Across individuals, methylation in the mSTARR-seq annotated enhancer chr1:1013400-1014000 predicts the ISG15 gene expression response to flu

(A) Across individuals, average methylation within the mSTARR-seq annotated enhancer chr1:1013400-1014000 in non-infected baseline macrophages significantly predicts ISG15 gene expression (GE) in the non-infected condition (R2 = 0.324, p = 2.66 × 10−4), but (B) not in the IAV-infected condition (R2 = 0.001, p = 0.316). Each dot represents an individual. Relative GE is log(CPM) after regressing out the effects of sequencing batch, age, and admixture. (C) Individuals with relatively low methylation in the mSTARR-seq chr1:1013400-1014000 enhancer (indicated by lighter line color) in the baseline, non-infected condition tend to have higher ISG15 gene expression in the non-infected condition, ultimately resulting in a shallower ISG15 transcriptional response to IAV infection (as indicated by slope of the line). Each line represents an individual.

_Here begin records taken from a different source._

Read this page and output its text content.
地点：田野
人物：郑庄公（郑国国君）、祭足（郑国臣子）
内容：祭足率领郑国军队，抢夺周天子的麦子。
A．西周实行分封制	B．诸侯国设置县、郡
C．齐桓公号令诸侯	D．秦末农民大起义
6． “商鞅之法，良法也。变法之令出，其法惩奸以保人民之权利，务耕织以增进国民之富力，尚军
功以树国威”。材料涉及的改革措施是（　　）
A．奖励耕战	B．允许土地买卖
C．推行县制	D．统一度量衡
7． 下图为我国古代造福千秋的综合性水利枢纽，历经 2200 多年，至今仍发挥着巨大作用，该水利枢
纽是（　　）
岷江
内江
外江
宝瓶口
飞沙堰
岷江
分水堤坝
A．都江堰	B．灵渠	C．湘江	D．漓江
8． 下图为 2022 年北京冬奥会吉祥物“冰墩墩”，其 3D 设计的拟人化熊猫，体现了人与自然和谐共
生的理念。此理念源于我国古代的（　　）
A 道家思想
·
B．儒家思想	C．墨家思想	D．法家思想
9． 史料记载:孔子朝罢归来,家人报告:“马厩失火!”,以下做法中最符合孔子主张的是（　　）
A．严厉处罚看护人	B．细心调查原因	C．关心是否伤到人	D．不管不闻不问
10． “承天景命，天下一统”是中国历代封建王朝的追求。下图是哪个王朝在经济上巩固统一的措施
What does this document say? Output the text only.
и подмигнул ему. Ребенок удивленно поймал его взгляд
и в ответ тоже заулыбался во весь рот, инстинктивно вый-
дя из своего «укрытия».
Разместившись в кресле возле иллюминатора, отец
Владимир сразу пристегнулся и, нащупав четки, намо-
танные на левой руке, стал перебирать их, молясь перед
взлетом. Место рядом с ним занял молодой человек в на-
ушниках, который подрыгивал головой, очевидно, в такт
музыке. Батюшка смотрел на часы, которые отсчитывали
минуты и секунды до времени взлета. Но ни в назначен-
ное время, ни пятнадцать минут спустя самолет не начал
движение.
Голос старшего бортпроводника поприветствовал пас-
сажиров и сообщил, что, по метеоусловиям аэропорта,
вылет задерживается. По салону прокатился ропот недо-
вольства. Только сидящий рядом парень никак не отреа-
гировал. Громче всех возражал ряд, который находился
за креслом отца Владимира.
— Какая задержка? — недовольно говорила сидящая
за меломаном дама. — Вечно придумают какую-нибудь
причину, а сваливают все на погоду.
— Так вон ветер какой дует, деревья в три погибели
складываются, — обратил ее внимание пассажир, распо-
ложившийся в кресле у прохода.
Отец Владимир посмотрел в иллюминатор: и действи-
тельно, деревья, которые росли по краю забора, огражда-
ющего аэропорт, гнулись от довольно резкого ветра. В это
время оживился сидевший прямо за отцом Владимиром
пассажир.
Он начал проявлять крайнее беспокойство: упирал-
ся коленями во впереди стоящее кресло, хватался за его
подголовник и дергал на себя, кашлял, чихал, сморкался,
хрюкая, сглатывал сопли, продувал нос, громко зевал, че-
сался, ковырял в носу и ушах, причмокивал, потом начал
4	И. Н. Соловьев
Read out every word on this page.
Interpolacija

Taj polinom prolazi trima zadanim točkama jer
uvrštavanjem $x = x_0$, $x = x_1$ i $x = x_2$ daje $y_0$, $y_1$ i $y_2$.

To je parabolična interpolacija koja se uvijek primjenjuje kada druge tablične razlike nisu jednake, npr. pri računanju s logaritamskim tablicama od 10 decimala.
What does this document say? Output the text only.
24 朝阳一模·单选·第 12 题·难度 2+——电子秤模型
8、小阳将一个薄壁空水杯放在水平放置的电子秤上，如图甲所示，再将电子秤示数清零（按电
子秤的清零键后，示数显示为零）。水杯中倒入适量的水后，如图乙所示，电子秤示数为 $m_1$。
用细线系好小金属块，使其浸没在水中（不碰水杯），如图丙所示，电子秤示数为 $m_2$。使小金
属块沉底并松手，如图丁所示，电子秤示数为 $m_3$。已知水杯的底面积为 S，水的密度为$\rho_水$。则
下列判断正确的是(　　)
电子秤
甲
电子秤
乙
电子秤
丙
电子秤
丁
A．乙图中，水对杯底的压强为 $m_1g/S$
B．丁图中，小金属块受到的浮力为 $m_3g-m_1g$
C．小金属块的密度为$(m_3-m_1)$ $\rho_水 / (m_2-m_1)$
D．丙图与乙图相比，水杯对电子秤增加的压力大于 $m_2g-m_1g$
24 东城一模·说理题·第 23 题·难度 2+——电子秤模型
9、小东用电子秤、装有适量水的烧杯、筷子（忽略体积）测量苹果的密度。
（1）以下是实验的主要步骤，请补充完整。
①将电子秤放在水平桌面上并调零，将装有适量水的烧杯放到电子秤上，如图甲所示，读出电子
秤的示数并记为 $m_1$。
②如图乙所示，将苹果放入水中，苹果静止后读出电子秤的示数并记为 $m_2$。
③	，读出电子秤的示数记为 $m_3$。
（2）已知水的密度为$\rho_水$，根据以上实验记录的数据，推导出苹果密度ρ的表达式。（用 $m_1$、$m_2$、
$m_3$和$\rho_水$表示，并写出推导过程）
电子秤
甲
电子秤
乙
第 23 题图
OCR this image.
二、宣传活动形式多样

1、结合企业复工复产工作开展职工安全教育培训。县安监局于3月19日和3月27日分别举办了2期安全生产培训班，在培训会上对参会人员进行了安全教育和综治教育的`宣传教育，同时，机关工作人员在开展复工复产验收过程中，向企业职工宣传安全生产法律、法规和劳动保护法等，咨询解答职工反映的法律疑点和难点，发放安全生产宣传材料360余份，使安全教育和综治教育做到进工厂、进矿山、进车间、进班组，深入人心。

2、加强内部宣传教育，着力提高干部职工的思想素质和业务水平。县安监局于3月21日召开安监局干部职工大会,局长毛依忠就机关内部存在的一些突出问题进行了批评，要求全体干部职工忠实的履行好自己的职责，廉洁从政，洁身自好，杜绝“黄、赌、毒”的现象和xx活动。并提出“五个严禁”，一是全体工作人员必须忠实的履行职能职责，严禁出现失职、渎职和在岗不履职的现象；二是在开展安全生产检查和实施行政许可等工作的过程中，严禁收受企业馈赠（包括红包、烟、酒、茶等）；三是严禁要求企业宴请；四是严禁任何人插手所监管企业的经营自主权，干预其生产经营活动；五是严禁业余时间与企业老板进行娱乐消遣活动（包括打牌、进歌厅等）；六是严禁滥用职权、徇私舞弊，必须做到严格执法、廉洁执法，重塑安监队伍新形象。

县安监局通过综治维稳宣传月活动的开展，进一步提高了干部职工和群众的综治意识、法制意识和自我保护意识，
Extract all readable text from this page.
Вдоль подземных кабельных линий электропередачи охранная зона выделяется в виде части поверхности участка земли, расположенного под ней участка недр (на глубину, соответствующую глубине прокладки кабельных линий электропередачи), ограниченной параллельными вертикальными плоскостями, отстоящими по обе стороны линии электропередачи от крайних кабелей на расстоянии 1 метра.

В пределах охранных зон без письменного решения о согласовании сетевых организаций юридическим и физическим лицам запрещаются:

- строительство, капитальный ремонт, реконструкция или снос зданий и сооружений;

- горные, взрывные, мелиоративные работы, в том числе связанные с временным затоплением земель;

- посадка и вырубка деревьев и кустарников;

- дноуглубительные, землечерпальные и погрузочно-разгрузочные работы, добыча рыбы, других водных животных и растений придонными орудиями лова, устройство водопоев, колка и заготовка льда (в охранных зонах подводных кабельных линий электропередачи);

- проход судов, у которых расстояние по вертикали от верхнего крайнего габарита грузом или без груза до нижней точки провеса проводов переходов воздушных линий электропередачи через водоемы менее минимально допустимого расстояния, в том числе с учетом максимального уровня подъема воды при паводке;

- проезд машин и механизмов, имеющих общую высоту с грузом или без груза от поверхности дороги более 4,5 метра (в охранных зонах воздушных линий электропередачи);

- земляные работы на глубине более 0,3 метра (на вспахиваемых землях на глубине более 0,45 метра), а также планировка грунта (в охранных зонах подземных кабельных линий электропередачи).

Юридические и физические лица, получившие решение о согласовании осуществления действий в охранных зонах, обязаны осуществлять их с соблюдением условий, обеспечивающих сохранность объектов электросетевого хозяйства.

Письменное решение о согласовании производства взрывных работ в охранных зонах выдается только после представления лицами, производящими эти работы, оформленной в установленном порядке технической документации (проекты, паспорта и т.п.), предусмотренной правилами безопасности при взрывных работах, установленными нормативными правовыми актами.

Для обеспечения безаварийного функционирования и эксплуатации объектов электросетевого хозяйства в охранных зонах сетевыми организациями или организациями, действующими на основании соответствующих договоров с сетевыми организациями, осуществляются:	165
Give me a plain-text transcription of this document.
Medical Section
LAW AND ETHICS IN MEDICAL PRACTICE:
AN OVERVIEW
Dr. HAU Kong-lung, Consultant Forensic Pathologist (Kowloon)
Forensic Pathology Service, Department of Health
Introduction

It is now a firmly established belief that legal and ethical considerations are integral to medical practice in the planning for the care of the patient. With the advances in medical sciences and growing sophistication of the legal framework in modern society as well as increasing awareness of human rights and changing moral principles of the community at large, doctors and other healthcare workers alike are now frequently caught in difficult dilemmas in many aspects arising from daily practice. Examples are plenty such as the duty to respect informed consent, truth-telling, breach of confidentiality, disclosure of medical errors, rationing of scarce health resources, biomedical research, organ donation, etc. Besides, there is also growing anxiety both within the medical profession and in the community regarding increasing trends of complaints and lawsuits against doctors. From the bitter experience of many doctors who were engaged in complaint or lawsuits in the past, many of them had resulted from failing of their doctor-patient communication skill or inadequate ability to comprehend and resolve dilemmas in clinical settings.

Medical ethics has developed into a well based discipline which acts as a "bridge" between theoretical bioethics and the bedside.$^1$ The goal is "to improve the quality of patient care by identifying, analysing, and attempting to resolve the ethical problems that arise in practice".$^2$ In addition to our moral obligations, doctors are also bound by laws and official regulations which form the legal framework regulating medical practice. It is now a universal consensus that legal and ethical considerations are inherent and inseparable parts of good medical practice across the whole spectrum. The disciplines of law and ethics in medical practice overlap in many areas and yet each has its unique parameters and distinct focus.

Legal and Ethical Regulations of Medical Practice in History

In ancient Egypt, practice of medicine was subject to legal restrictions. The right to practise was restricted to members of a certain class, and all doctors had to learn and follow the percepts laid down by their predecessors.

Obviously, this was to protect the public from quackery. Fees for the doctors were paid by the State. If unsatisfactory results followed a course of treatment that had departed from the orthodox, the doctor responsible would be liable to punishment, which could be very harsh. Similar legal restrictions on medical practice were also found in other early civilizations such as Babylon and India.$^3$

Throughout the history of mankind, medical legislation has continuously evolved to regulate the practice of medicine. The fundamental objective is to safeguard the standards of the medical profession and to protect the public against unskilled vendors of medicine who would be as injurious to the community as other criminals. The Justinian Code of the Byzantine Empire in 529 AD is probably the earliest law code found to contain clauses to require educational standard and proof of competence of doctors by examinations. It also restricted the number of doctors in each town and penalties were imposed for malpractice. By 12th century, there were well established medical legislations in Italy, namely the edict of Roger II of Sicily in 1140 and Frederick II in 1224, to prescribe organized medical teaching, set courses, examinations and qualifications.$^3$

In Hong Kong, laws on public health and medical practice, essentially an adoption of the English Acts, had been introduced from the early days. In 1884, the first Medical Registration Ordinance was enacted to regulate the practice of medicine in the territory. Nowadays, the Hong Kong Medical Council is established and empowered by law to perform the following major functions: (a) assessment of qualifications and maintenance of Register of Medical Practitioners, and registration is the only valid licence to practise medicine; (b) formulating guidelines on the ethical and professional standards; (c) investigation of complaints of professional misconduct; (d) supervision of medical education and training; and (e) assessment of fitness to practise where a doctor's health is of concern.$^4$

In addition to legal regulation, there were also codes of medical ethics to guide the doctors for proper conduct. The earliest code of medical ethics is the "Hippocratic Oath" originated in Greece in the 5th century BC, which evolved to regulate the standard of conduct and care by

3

Summary of early-life adversity (ELA) studies

Colored and gray rectangles indicate ranges of age at adversity and at sample collection, respectively. Circles represent mean ages at sample collection and are colored according to the tissue type used to measure methylation levels. Black solid line indicates standard errors of ages at sample collection. See Supplementary File 16 for results of Fisher’s exact tests assessing enrichment of ELA-associated CpGs for regulatory activity.